The protein C pathway, which is initiated by the interaction of thrombin with the vascular surface protein thrombomodulin (TM), provides an important brake on blood clotting. Although defects in protein C, protein S, and clotting factor V, other players in this pathway, are known causes of thrombosis, the physiological role of TM in adult hemostasis has proven difficult to pin down, in part because TM serves an early, essential role in development. Indeed, Weiler and his colleagues have found that deletion of the Tm gene in mice causes early death of embryos and that the critical site of this protein's developmental function is not the blood vessel endothelium, but the placenta. Now the same group has used the Cre/LoxP system to generate mice lacking the Tm gene specifically in endothelial cells. Many of these mice survive gestation but develop flagrant thrombosis in early adulthood and eventually die with a consumptive coagulopathy. Continuous low-dose exposure to the coagulation inhibitor warfarin prevents these symptoms and allows mice to survive despite the lack of TM, confirming that the disease is one of uncontrolled thrombosis. Males and females show different rates of disease progression in this strain, but the basis of this effect and the possible relation with the coincidence of disease and sexual maturity remain mysterious.

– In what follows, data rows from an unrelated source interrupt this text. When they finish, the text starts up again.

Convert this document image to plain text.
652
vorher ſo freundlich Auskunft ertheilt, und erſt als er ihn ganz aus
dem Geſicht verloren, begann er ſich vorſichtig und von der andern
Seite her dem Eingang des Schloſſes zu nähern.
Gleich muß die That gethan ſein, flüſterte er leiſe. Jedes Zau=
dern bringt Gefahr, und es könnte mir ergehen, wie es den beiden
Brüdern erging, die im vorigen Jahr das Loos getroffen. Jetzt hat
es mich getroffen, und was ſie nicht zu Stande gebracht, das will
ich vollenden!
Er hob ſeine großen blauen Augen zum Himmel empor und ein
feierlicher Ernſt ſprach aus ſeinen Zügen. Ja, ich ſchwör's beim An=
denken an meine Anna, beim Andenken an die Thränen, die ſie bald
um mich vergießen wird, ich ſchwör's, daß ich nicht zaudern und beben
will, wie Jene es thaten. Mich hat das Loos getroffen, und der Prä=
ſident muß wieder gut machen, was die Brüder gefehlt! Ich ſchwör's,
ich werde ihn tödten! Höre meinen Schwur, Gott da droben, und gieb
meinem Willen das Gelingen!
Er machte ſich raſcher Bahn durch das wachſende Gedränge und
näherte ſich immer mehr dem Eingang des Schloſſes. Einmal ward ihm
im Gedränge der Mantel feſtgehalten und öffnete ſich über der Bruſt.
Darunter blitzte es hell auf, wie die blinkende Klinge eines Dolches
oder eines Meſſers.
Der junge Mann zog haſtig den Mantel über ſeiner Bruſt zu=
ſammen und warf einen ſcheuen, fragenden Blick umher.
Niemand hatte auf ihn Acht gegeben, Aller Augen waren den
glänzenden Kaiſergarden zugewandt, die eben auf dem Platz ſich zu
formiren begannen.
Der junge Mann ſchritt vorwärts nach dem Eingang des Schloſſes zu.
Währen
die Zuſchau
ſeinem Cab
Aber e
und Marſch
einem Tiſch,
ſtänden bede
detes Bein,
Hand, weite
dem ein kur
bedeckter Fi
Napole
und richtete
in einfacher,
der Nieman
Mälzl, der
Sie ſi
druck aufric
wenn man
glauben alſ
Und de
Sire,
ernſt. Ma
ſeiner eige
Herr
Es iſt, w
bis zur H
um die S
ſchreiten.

(See article on pages 591– 599.)

Here Hauben and coworkers explore a remarkable strategy by which animals may be vaccinated against the effects of spinal cord injury. While vaccination could hardly be expected to prevent a physical trauma, the authors note that much of the tissue destruction and nerve death that leads to paralysis following mild trauma to the spine occurs a week or more after injury and is mediated by immune cells. Building on their previous observation that exogenous T cells specific for CNS self antigens can block these harmful responses, Hauben et al. have tested whether vaccination with CNS proteins or peptides can activate endogenous T cells to provide mice a similar protective autoimmunity. Such a strategy walks a knife's edge, since similar treatments in some mouse strains are used to induce experimental autoimmune encephelitis (EAE), a model of multiple sclerosis. The possibility that a similar pathological response could occur, perhaps variably, in humans, would clearly need to be addressed before this approach could be considered for the clinic. Nevertheless, Hauben et al. show here that one well-studied variant of a myelin basic protein epitope can be used in either EAE-prone or EAE-insensitive mouse strains to promote protective autoimmune responses and prevent the paralysis that would otherwise occur following injury.